Приют нам предоставил самый утонченный из моих друзей – под галереей портретов Блока я целовал ее испуганное тельце, не испытывая ничего, кроме жаркой благодарности и нежности, неотличимой от боли. Вдруг я заметил, что Он, истерзанный и бесчувственный, как Хаджи-Мурат, поднялся достойно встретить смерть. Не воспользоваться было бы глупо. Боль – пустяк, но если пронзает именно тот узел, где аккумулируется сладострастие… Я скорчился на постели, ухватившись за самый корень зла. Но дух мой остался тверд. Сделай теплую ванну, сумел я выговорить без лишней театральщины. (Как все ужасно просто… Упрости простоту
– “прастата”, – и не отличишь ее от простаты…)
Ниже ее пионерской спинки все подрагивало на зависть любой буфетчице. Как она оказалась со мной в ванне, мнения наши впоследствии разошлись: она утверждала, что я сам ее туда втащил, я же настаивал, что, напротив, я отбивался: “Я же больной!..”, а она непреклонно отметала: “Здесь не санаторий!”
Но в ванне, в тесноте, да не в обиде, оказалось еще непринужденнее, чем за чайным столом. Возвращающаяся к норме боль была только забавной, зато спазм нежности в груди никак не желал расслабляться; если бы я дал себе волю, я раздавил бы ее, как котенка.
– Не тушуйся, – залихватски ободрял я, – сейчас вся печать в инструкциях по альтернативному сексу.
Я подкатил глаза во мглу сладострастья, мой указательный палец, обретя гибкость щупальца, начал ввинчиваться в упругие глубины альтернативного секса.

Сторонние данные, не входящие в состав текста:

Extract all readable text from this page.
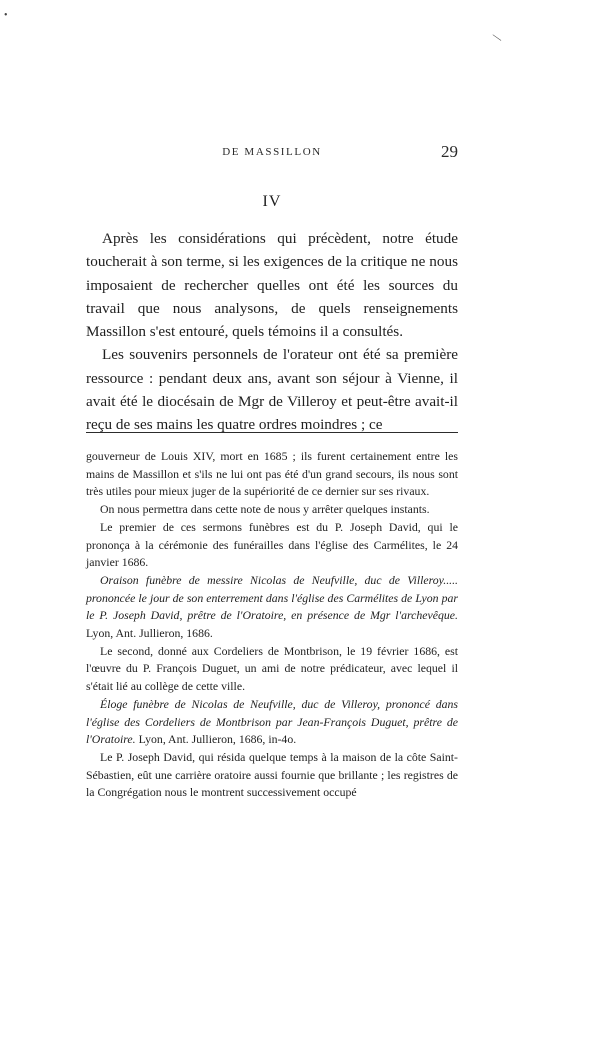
•
—
DE MASSILLON	29
IV

Après les considérations qui précèdent, notre étude toucherait à son terme, si les exigences de la critique ne nous imposaient de rechercher quelles ont été les sources du travail que nous analysons, de quels renseignements Massillon s'est entouré, quels témoins il a consultés.

Les souvenirs personnels de l'orateur ont été sa première ressource : pendant deux ans, avant son séjour à Vienne, il avait été le diocésain de Mgr de Villeroy et peut-être avait-il reçu de ses mains les quatre ordres moindres ; ce

gouverneur de Louis XIV, mort en 1685 ; ils furent certainement entre les mains de Massillon et s'ils ne lui ont pas été d'un grand secours, ils nous sont très utiles pour mieux juger de la supériorité de ce dernier sur ses rivaux.

On nous permettra dans cette note de nous y arrêter quelques instants.

Le premier de ces sermons funèbres est du P. Joseph David, qui le prononça à la cérémonie des funérailles dans l'église des Carmélites, le 24 janvier 1686.

Oraison funèbre de messire Nicolas de Neufville, duc de Villeroy..... prononcée le jour de son enterrement dans l'église des Carmélites de Lyon par le P. Joseph David, prêtre de l'Oratoire, en présence de Mgr l'archevêque. Lyon, Ant. Jullieron, 1686.

Le second, donné aux Cordeliers de Montbrison, le 19 février 1686, est l'œuvre du P. François Duguet, un ami de notre prédicateur, avec lequel il s'était lié au collège de cette ville.

Éloge funèbre de Nicolas de Neufville, duc de Villeroy, prononcé dans l'église des Cordeliers de Montbrison par Jean-François Duguet, prêtre de l'Oratoire. Lyon, Ant. Jullieron, 1686, in-4o.

Le P. Joseph David, qui résida quelque temps à la maison de la côte Saint-Sébastien, eût une carrière oratoire aussi fournie que brillante ; les registres de la Congrégation nous le montrent successivement occupé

В духе Ершикова…
– Как будто в кресле на осмотре. – Она тоже прислушивалась к своим откликам альтернативного сладострастия. – И по животу так же поглаживают.
Кажется, именно стеснение в груди, а не где-нибудь еще требовало разрешения, когда я, зарычав от помрачающей боли, ближе к бредовому электрическому рассвету все-таки втиснулся в нее – беспомощно распластанную, оцепеневшую… Но дальше я вспарывал ее тельце своим бесчувственным протезом с каким-то бешеным торжеством: ага, я все-таки победил тебя, мерзкий червивый субпродукт, победил, победил, победил!.. Мне было не до нее, но, видно, что-то человеческое я все же всколыхнул – внезапно я почувствовал приближение прежнего “ТУКК!..”. Я поспешно вырвался на волю.
– Не бойся!.. – Она была полна жертвенной бодрости.
– Ты что, хочешь залететь?
– Я никогда не залетаю, – дар любви и преданности.
– Когда это было? – с мрачной ненавистью спросил я.
– Очень давно, – рапорт новобранца.
Меня спас огненный ожог – охнув, я даже не посмел схватиться за палящую рану. Она кинулась, спасая, спасаться в ванную – нагота казалась уже будничной, банно-полинезийской. Загудели краны.
В полусвете торшера возникли обе – встревоженная пионерка и ядреная бабенка.
– Я тебе так верил, – горько укорил я пионерку. – Я уже собрался вывесить окровавленный белый флаг капитулировавшей невинности, а ты, оказывается, изменяла мне… надеюсь, только с мужем?
– Только, только, клянусь, хочешь, я во искупление буду тебе пятки лизать? Женщинам бы такие пяточки!..
Александры Блоки укоризненно смотрели со стен.
– Хватит, хватит, щекотно, унизься как-нибудь иначе!..
– Ха, унизься… Собаки же лижутся, а они лучше людей.
– Проще.
– Что тебе еще полизать, руководи. Дай я его погрею – бедненький, я не понимаю, как в тебе что-то может быть противно!
– А если бы… на нем была бородавка?
– Ну и что, наши соски – те же самые бородавки.
– Спасибо за подсказку… Кстати, у тебя слюнка очень вкусная – кисловатенькая такая!..
– Ф-фу! – пристыженно и счастливо.
– А если бы здесь была водянка – фиолетовая, на поллитра?
– Я бы только боялась что-нибудь повредить. Меня скорее могут раздражать запахи, звуки… Когда Ершов брался за яблоко, я уходила из комнаты.
– Но почему же все-таки принято этой штучкой брезговать?
– Ну, это как рабочий – сам красивый, но заляпанный. В ребенке же ничего не противно. И в себе. А ты сразу и я, и ребенок. И Он ребенок – смотри, какой неугомонный! Спать сейчас же!